Based on solutions that are provided at Spring Security 5 Replacement for OAuth2RestTemplate recommended to use WebClient over RestTemplate and I've followed this solution but If I carefully observe the mentioned solution, which is using reactive classes from spring-boot-starter-oauth2-client 3.0.0-M4 but my application is not a reactive application. So I don't wanna end up using something which I'm not supposed to use in a non-reactive container and may cause some performance issue.

When I tried with oAuth2 client reactive classes, WebClient is working as expected but if I change all the reactive classes to non-reactive classes facing the above mentioned issue. Could anyone provide help here, what causing the issue?

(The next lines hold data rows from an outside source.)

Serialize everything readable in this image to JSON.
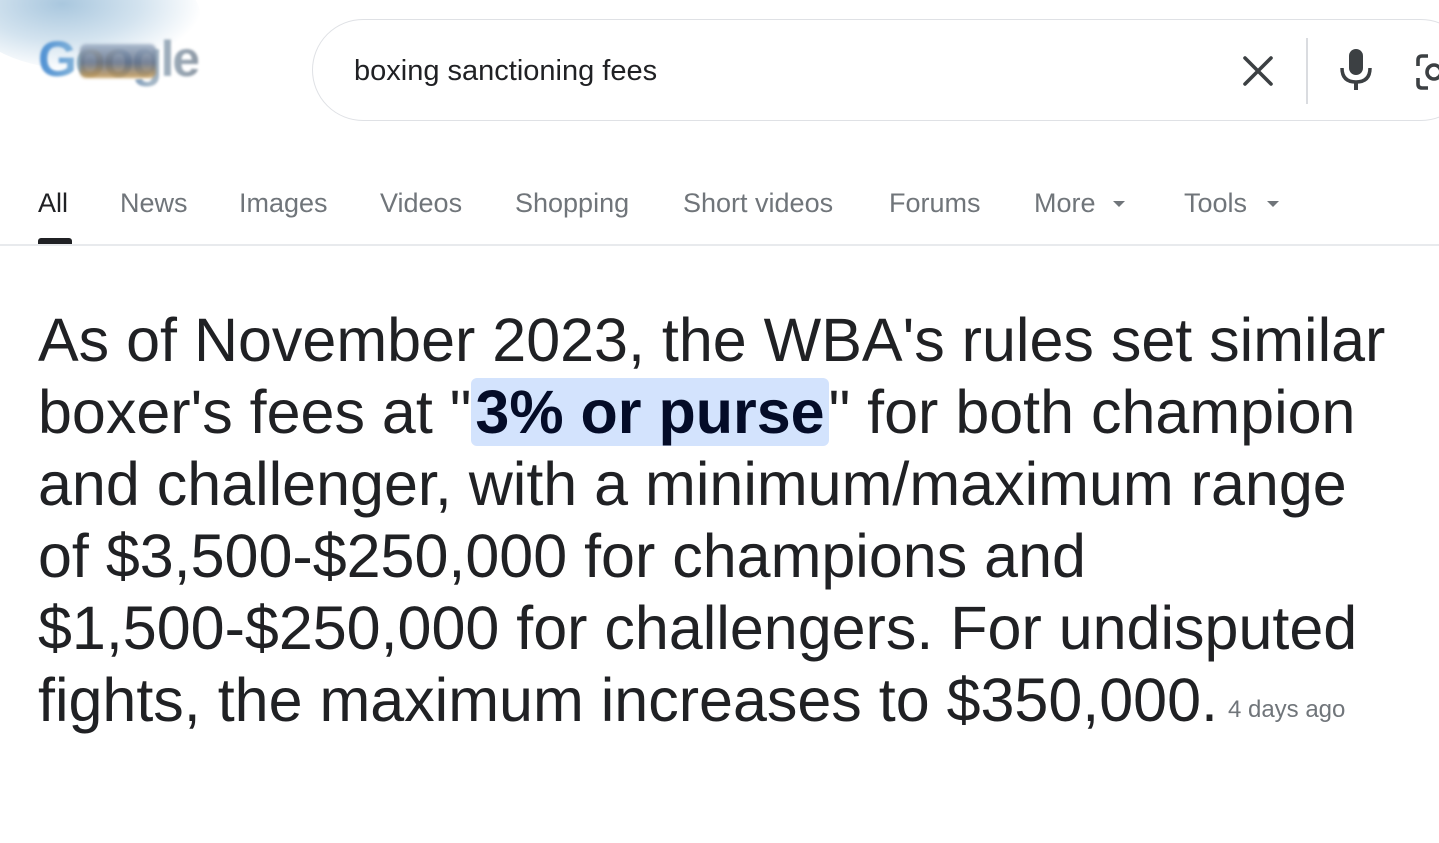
{
  "logo": {
    "text": "Google"
  },
  "search": {
    "query": "boxing sanctioning fees",
    "clear_icon": "close-icon",
    "voice_icon": "microphone-icon",
    "lens_icon": "camera-lens-icon"
  },
  "tabs": [
    {
      "label": "All",
      "active": true
    },
    {
      "label": "News"
    },
    {
      "label": "Images"
    },
    {
      "label": "Videos"
    },
    {
      "label": "Shopping"
    },
    {
      "label": "Short videos"
    },
    {
      "label": "Forums"
    },
    {
      "label": "More",
      "icon": "caret-down-icon"
    },
    {
      "label": "Tools",
      "icon": "caret-down-icon"
    }
  ],
  "answer": {
    "before": "As of November 2023, the WBA's rules set similar boxer's fees at \"",
    "highlight": "3% or purse",
    "after": "\" for both champion and challenger, with a minimum/maximum range of $3,500-$250,000 for champions and $1,500-$250,000 for challengers. For undisputed fights, the maximum increases to $350,000.",
    "date": "4 days ago"
  },
  "colors": {
    "highlight_bg": "#d3e3fd",
    "text": "#202124",
    "muted": "#70757a",
    "border": "#dfe1e5"
  }
}
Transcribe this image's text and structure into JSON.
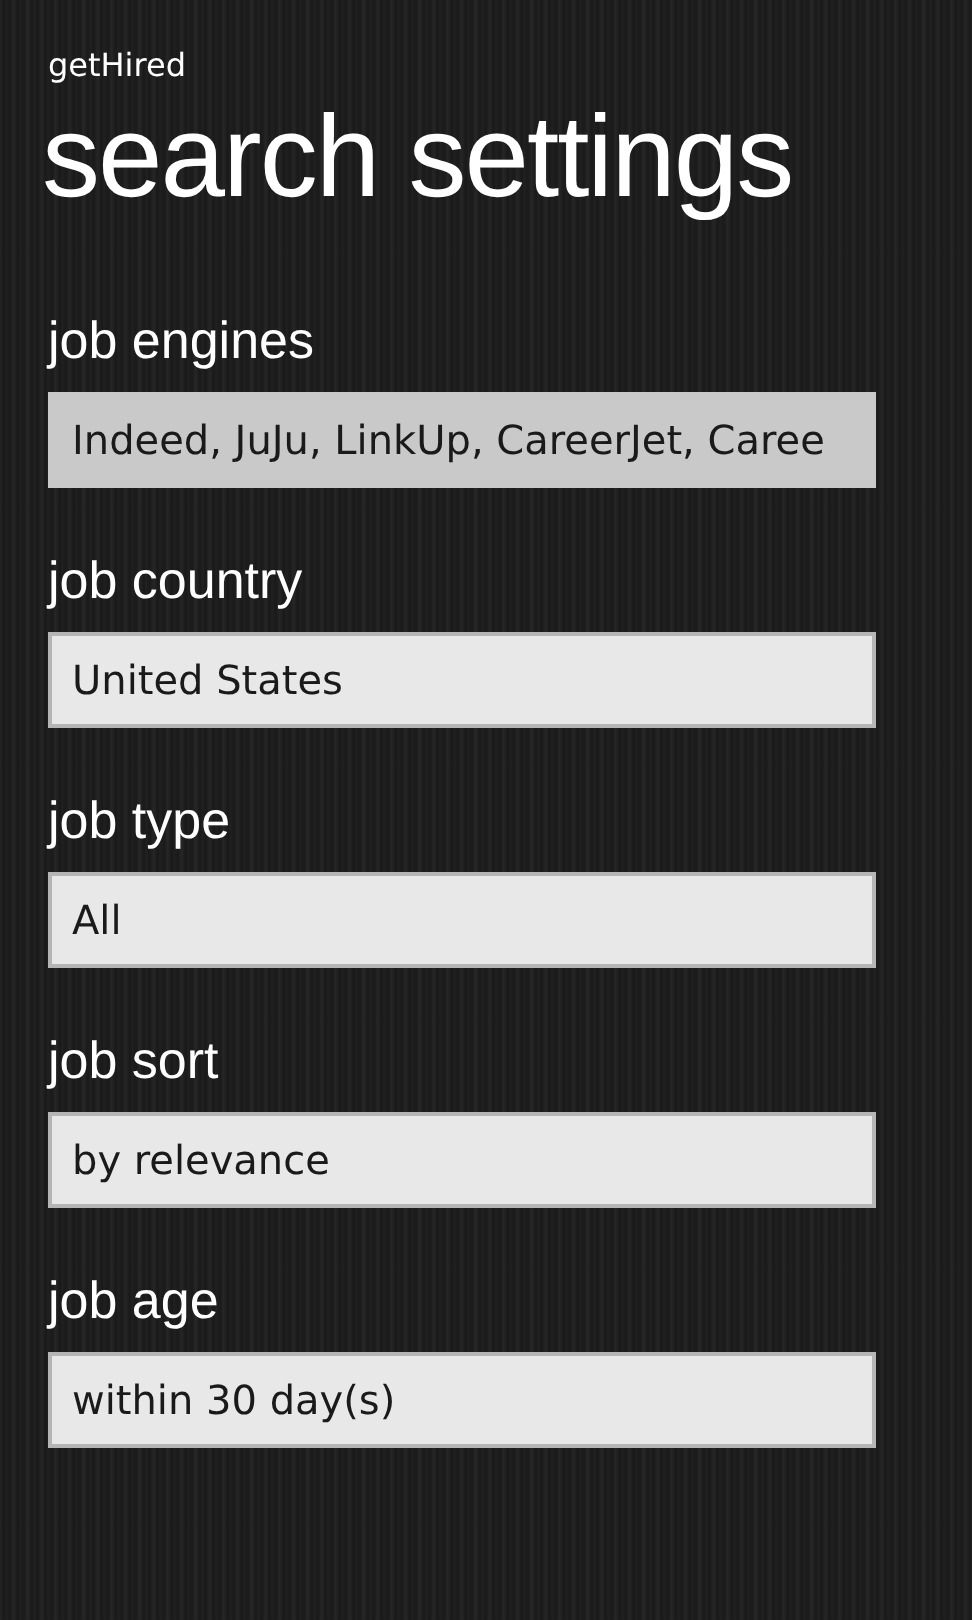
{
  "app_title": "getHired",
  "page_title": "search settings",
  "settings": [
    {
      "label": "job engines",
      "value": "Indeed, JuJu, LinkUp, CareerJet, Caree",
      "selected": true
    },
    {
      "label": "job country",
      "value": "United States",
      "selected": false
    },
    {
      "label": "job type",
      "value": "All",
      "selected": false
    },
    {
      "label": "job sort",
      "value": "by relevance",
      "selected": false
    },
    {
      "label": "job age",
      "value": "within 30 day(s)",
      "selected": false
    }
  ]
}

Working sample configuration:

@Bean
public ReactiveClientRegistrationRepository getRegistration(
        @Value("${spring.security.oauth2.client.provider.custom.token-uri}") String tokenUri,
        @Value("${spring.security.oauth2.client.registration.custom.client-id}") String clientId,
        @Value("${spring.security.oauth2.client.registration.custom.client-secret}") String clientSecret) {
    ClientRegistration registration = ClientRegistration
            .withRegistrationId("custom")
            .tokenUri(tokenUri)
            .clientId(clientId)
            .clientSecret(clientSecret)
            .authorizationGrantType(AuthorizationGrantType.CLIENT_CREDENTIALS)
            .build();
    return new InMemoryReactiveClientRegistrationRepository(registration);
}

@Bean
public WebClient webClient(ReactiveClientRegistrationRepository clientRegistrations) {
    InMemoryReactiveOAuth2AuthorizedClientService clientService = new InMemoryReactiveOAuth2AuthorizedClientService(clientRegistrations);
    AuthorizedClientServiceReactiveOAuth2AuthorizedClientManager authorizedClientManager = new AuthorizedClientServiceReactiveOAuth2AuthorizedClientManager(clientRegistrations, clientService);
    ServerOAuth2AuthorizedClientExchangeFilterFunction oauth = new ServerOAuth2AuthorizedClientExchangeFilterFunction(authorizedClientManager);
    oauth.setDefaultClientRegistrationId("custom");
    return WebClient.builder()
            .filter(oauth)
            .filter(errorHandler())
            .build();
}

public static ExchangeFilterFunction errorHandler() {
    return ExchangeFilterFunction.ofResponseProcessor(clientResponse -> {
        if (clientResponse.statusCode().is5xxServerError() || clientResponse.statusCode().is4xxClientError())
            return clientResponse.bodyToMono(String.class)
                    .flatMap(errorBody -> Mono.error(new IllegalAccessException(errorBody)));
        else
            return Mono.just(clientResponse);
    });
}

Answer 1

WebClient is reactive => reactive client configuration needed for it

P.S. You'd better use 3.0.0-RC2. Spring removed more classes since M4 and your prototype could be failing when moving to 3.0.0 release due by the end of the month.